Considered the quintessential New York newspaperman, Hamill has been editor-in-chief of both the New York Daily News and the New York Post.  A reporter and columnist for both of those papers, he has also written for the New York Times, Newsday, and the Village Voice. Currently the Distinguished Writer in Residence at New York University, Hamill has authored 18 books, which range from his novels (Forever; North River) and his critically acclaimed memoir A Drinking Life to a biography of the controversial Mexican artist Diego Rivera.  Hamill, 75, has written the screenplays for a number of films. He lives in New York with his wife, the journalist Fukiko Aoki.

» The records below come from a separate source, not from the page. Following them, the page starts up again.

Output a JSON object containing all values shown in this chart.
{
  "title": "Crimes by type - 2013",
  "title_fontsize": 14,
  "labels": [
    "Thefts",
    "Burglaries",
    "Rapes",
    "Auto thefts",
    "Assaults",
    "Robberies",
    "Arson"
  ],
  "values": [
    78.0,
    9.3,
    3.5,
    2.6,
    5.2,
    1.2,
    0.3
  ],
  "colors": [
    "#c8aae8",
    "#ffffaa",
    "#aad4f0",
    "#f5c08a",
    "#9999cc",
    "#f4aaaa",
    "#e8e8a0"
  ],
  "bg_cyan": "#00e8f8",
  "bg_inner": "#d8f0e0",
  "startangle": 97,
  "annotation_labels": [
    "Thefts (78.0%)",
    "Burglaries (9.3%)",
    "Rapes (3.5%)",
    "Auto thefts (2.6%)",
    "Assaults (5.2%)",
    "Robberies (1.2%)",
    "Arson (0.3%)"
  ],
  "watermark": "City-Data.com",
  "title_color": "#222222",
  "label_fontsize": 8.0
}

“When I was a kid growing up in Brooklyn, there were only two sports – baseball and boxing,” said Hamill, who has remained close to boxing throughout his career. His first published story was a profile of future light-heavyweight champion Jose Torres, and as a young reporter he covered the first Liston-Patterson fight in Chicago in 1962. Hamill chronicled the twilight of Sugar Ray Robinson’s career (he sat with Miles Davis for Robinson’s 1965 valedictory against Joey Archer) and rise of the young Muhammad Ali for newspapers and magazines, and wrote a boxing-themed novel, Flesh and Blood, later made into a TV movie starring Tom Berenger, Suzanne Pleshette, and John Cassavetes, He was the best man at the wedding of Torres, his lifelong friend.

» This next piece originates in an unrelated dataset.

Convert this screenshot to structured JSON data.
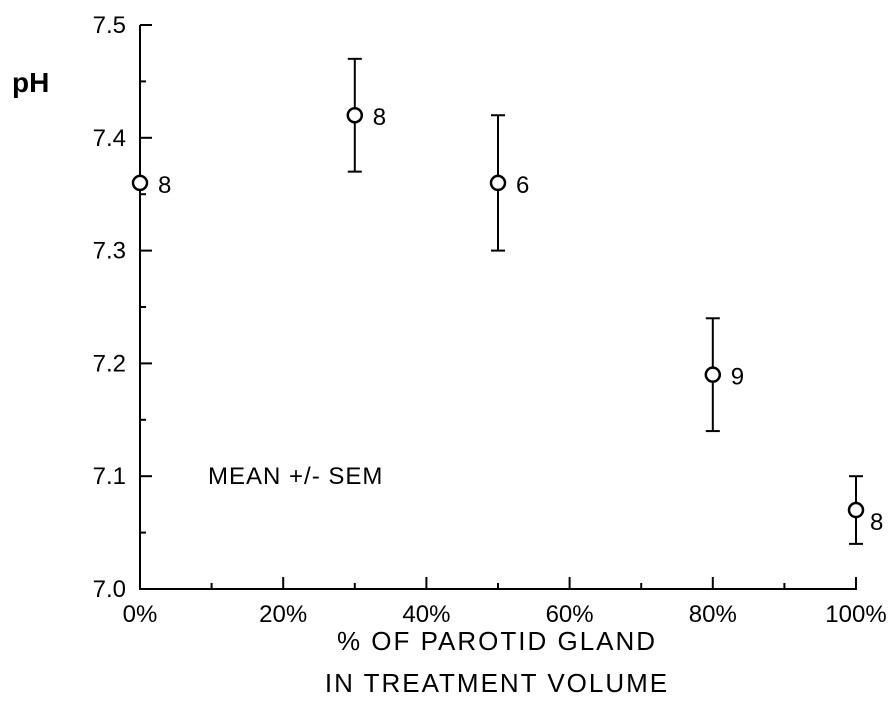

“I knew Jose even before I became a newspaperman,” said Hamill. “He and Cus D’Amato were my instructors.”

Pete Hamill also has a unique personal connection to the man for whom the award is named. He was the editor of The Library of America’s two-volume collection of A.J. Liebling’s work, one of which was The Sweet Science and Other Writings. Hamill’s latest novel, Tabloid City, will be published on May 5th – a day before the 2011 Boxing Writers dinner.

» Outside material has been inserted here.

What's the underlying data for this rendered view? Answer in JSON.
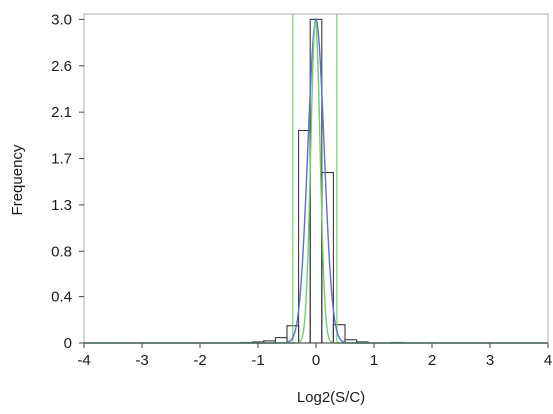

Hamill was chosen by a select committee of veteran boxing writers (all of whom are former winners of the BWAA’s Nat Fleischer Award for Excellence in Boxing Journalism), chaired by George Kimball and comprised of Pulitzer Prize-winner Dave Anderson, Bernard Fernandez, Richard Hoffer, John Schulian, and Ed Schuyler.

Kimball, the chairman of the Liebling Award Committee for each of the past three years, had previously notified BWAA President Jack Hirsch that he would be stepping down for health reasons once this year’s selection process had been completed. Hirsch has appointed John Schulian to succeed Kimball as the Liebling Committee Chairman.